No hay burlas con el amor es una comedia de Calderón que posee todas las cualidades de su genio: una extraordinaria riqueza verbal, un ingenioso argumento dramático y la gracia y coherencia de los personajes tan características
de este dramaturgo.
El noble galán Don Juan de Mendoza, atormentado por los obstáculos que encuentra para afianzar su amor con una dama de abolengo, Doña Leonor Enríquez, acude a solicitar
el auxilio de su amigo Don Alonso de Luna, famoso por su habilidad en las artes de la seducción ligera y por su desapego del verdadero sentimiento amoroso. Aquél le expone a éste lo que se interpone en sus planes: no ser Doña Leonor la hija primogénita y carecer, por ello, del derecho natural a negociar partido para casamiento; tener enfrente,
además, a su padre Don Pedro Enríquez, un hombre celoso de su deber como guardián del honor de sus hijas y de su apellido, y a su excepcional y excéntrica hermana mayor, Doña Beatriz, que se empeña, por si fuera poco, en custodiar y censurar toda acción de Doña Leonor.
El ingenio de uno y otra, de criados y amos, desatará el enredo: Don Alonso intentará terciar a favor de su amigo, enamorando falsamente a Beatriz con sus dotes de seductor, pero se enfrentará a la “extraña” condición de esta mujer, acaso uno de los personajes más ricamente trazados de toda la obra calderoniana: “anómala” inteligencia y cultura en una mujer de la época, sentido hipersensible de la castidad y, fundamentalmente, un estilo de hablar que supera el entendimiento y la paciencia de todos quienes la rodean.
Conflicto amoroso por demás interesante que se resolverá de una manera ¿inesperada?, enmarcado, claro está, entre las dudas y los recelos del padre, los vaivenes entre el amor y los celos de la pareja que suscita el conflicto, las desventuras y los correlatos paródicos que de sus amos hacen los criados Inés y Moscatel, tan representativos del teatro de los Siglos de Oro. Confusiones, apremios, vencedores y vencidos que intercambian estatus conforme la obra trascurre: en fin, la sal y la pimienta de las comedias de Calderón que tan sabrosa sazón poseen.

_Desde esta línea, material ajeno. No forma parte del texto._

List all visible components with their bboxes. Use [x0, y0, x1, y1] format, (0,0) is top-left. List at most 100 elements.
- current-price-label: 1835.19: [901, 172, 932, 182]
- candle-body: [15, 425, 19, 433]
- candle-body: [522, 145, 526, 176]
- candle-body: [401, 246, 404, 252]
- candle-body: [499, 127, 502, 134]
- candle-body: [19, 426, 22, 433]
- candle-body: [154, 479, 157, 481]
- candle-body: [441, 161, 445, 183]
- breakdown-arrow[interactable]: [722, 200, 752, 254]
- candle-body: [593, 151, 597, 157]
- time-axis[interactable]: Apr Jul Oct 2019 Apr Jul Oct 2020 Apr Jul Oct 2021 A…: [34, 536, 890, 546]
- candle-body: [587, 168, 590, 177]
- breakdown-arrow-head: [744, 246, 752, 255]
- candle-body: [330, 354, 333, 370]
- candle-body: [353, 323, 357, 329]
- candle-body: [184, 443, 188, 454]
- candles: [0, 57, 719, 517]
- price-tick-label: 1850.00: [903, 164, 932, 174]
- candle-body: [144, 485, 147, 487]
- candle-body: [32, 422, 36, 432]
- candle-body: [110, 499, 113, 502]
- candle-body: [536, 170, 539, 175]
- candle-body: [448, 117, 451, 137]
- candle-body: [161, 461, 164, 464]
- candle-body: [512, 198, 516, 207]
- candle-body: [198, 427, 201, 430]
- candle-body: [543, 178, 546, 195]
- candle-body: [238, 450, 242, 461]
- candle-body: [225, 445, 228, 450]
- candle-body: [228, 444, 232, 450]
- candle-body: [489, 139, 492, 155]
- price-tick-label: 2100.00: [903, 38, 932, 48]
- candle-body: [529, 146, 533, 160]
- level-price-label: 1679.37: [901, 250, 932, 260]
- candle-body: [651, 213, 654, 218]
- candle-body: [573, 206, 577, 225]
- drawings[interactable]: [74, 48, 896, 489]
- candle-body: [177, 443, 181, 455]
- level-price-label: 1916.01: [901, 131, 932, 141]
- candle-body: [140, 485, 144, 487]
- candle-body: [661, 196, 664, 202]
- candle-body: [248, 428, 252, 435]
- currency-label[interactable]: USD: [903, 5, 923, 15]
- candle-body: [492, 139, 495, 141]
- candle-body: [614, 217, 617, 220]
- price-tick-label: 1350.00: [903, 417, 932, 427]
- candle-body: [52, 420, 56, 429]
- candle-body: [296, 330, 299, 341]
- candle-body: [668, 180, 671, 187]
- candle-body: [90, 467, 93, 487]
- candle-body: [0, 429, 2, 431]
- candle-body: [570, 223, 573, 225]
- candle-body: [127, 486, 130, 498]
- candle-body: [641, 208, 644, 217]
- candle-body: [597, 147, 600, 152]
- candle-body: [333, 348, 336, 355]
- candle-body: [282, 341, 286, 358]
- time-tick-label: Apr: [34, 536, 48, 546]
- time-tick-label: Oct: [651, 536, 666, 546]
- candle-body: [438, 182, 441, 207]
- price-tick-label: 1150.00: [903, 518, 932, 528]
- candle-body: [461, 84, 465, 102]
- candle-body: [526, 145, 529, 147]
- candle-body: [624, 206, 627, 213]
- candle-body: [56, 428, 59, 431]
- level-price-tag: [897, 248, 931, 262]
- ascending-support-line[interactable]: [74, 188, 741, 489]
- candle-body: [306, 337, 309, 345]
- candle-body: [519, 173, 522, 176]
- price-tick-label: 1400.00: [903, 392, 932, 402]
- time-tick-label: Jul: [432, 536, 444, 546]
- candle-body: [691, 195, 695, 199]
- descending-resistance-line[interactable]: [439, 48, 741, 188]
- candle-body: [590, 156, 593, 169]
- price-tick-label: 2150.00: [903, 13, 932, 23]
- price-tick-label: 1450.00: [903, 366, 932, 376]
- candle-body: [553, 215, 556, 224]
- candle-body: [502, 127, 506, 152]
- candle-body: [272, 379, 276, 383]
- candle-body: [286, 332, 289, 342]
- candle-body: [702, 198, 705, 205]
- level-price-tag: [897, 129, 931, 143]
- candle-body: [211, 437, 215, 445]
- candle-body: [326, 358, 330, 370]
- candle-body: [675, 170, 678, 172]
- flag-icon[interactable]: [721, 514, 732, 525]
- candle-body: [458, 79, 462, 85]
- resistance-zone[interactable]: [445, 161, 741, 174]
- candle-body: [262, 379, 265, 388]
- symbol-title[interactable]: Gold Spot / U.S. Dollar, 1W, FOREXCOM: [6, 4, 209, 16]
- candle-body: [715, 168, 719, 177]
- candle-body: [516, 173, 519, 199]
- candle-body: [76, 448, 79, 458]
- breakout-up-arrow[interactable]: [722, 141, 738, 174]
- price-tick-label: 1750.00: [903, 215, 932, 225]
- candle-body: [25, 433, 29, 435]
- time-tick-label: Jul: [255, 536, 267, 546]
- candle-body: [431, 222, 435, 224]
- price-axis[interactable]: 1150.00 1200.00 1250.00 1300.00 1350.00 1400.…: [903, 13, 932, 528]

Para el espectador moderno, además de un garantizado entretenimiento, varias preguntas provocativas parecen flotar en el aire al concluir la tercera jornada: ¿el que intenta burlarse del amor sale siempre burlado?, ¿uno puede encontrar el amor en donde y cuando menos lo espera?, ¿es que no pueden predecirse ni manipularse voluntariamente los designios del corazón humano? Interrogantes que nos hacen apreciar la capacidad de Calderón para indagar en los más recónditos vericuetos de nuestra condición afectiva, al mismo tiempo que elaboraba un delicado retrato de las costumbres y de la mentalidad de su época. Retrato que de modo sutil, velado y, nos atrevemos a decir, casi cifrado, parece contener al mismo tiempo una profunda crítica a ese orden establecido de valores, jerarquías sociales y creencias que configuraron el rostro de la España de los siglos XVI y XVII y, de algún modo, el nuestro.